How to Reduce Your Carbon Footprint By Hanging Your Clothes to Dry
Hanging clothes to dry instead of using the dryer is one of the easiest ways to reduce your carbon footprint at home. By making this simple change, you can save energy, reduce greenhouse gas emissions, and lower your utility bills. Here’s everything I need to know about line drying my clothes to decrease my environmental impact.
Why Line Drying Reduces Your Carbon Footprint
Clothes dryers consume a significant amount of electricity. According to the U.S. Department of Energy, clothes dryers account for approximately 6% of a home’s total electricity use.
When you use a clothes dryer, you are burning fossil fuels to generate that electricity. The process of generating electricity at power plants releases carbon dioxide and other greenhouse gases into the atmosphere.
Hanging clothes to dry outside avoids the use of electricity completely. By line drying instead of machine drying, you prevent the emissions associated with generating the electricity needed to run the dryer.
The reduction in your personal carbon footprint will depend on how often you currently use your dryer, but each load line dried makes a difference.
How Much Energy and Emissions Can You Save
The amount of energy and emissions you can save by line drying varies based on:
- The efficiency of your dryer – Older, less efficient models use more electricity.
- How full you load the dryer – Drying smaller loads uses more energy per garment.
- Your local climate – Colder or humid climates require longer drying times.
- Your electricity source – Fossil fuels release more emissions than renewable sources.
According to ENERGY STAR estimates, hanging your clothes to dry for 6 months could save over 700 pounds of carbon dioxide emissions compared to machine drying. Over the course of a year, you could save over 1,400 pounds of emissions.
For an average U.S. household that does 300 loads of laundry annually, line drying half of those loads would reduce associated emissions by 440 pounds per year. Your personal savings may be higher or lower depending on your current drying habits.
Tips for Successful Line Drying
Line drying your clothes instead of machine drying is one of the simplest ways to shrink your carbon footprint. Here are some tips for making the process easy and effective:
Choose the Right Location
- Hang your clothesline in a sunny, breezy spot for fastest drying.
- Consider drying indoors or on a covered porch if it rains frequently.
Invest in a Good Clothesline
- Choose a sturdy line that won’t sag under the weight of wet clothes.
- Opt for a retractable clothesline if short on space.
- Use two parallel lines for more room if needed.
Prepare Clothes Properly
- Give clothes a good spin in the washer to remove excess moisture.
- Separate thicker items like towels and jeans which take longer to dry.
- Turn items inside out to prevent fading from sun exposure.
Check the Weather
- Monitor weather forecasts and don’t hang clothes if rain is expected.

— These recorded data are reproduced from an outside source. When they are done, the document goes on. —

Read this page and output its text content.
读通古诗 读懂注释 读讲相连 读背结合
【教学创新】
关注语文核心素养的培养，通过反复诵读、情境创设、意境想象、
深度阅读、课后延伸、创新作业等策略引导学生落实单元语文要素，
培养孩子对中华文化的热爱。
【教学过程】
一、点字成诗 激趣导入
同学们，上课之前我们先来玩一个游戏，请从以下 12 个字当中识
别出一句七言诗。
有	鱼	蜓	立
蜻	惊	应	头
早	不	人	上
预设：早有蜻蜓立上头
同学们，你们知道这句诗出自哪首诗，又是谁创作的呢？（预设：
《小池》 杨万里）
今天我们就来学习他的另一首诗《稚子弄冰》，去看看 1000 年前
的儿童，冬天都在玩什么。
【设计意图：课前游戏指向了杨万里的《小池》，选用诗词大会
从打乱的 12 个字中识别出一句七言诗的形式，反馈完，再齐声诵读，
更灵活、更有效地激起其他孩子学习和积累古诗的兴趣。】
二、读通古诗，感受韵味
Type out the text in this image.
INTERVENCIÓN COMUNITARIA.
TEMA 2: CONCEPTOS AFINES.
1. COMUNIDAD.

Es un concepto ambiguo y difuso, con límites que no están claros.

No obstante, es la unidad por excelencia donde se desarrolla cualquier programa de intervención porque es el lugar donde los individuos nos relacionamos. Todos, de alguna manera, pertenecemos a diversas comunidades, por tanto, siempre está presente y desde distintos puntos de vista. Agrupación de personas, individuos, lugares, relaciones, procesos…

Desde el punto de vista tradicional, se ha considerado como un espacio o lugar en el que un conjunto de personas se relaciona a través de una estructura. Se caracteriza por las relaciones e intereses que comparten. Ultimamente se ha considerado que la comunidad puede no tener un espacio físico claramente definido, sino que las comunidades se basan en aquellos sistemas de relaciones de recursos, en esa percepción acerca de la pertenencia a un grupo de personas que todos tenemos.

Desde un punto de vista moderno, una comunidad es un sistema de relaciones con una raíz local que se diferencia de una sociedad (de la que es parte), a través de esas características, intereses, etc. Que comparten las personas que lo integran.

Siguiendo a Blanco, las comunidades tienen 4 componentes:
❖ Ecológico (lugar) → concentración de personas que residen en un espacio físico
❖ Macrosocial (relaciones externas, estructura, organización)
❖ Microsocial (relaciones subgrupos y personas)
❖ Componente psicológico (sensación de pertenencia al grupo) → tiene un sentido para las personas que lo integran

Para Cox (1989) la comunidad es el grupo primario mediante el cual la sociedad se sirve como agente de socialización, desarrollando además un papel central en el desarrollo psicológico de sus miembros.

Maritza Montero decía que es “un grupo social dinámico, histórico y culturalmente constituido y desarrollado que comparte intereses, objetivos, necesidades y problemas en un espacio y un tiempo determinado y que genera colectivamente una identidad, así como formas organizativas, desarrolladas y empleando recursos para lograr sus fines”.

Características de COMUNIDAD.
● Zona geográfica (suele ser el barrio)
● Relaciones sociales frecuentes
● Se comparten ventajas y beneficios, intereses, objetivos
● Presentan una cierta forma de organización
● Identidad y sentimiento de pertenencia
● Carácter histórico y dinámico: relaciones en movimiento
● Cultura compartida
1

- Take clothes down promptly if it starts to rain.
- Hang clothes indoors or use a dryer as a backup if needed.
Maintain Your Clothesline
- Wipe down lines regularly to prevent buildup of dirt.
- Untwist and rewind retractable lines to prevent tangling.
- Replace any lines that are sagging, warped, cracked, or broken.
With a little planning, you can easily incorporate line drying into your laundry routine. Any effort to hang clothes instead of using the dryer will help shrink your energy use and carbon footprint.
Additional Benefits of Line Drying Your Clothes
Beyond reducing emissions, switching to line drying offers some other benefits:
- Saves money on utility bills by avoiding dryer energy use
- Less wear and tear on clothes from machine heat
- Natural fresh scent from sun and air drying
- Disinfects laundry with heat and UV rays from the sun
- No static cling like you get with machine drying
- Easy to incorporate into existing laundry routine
Every time you choose to hang laundry rather than using the machine, you make a small but meaningful impact on your carbon footprint. Over time those small choices add up, creating lasting change.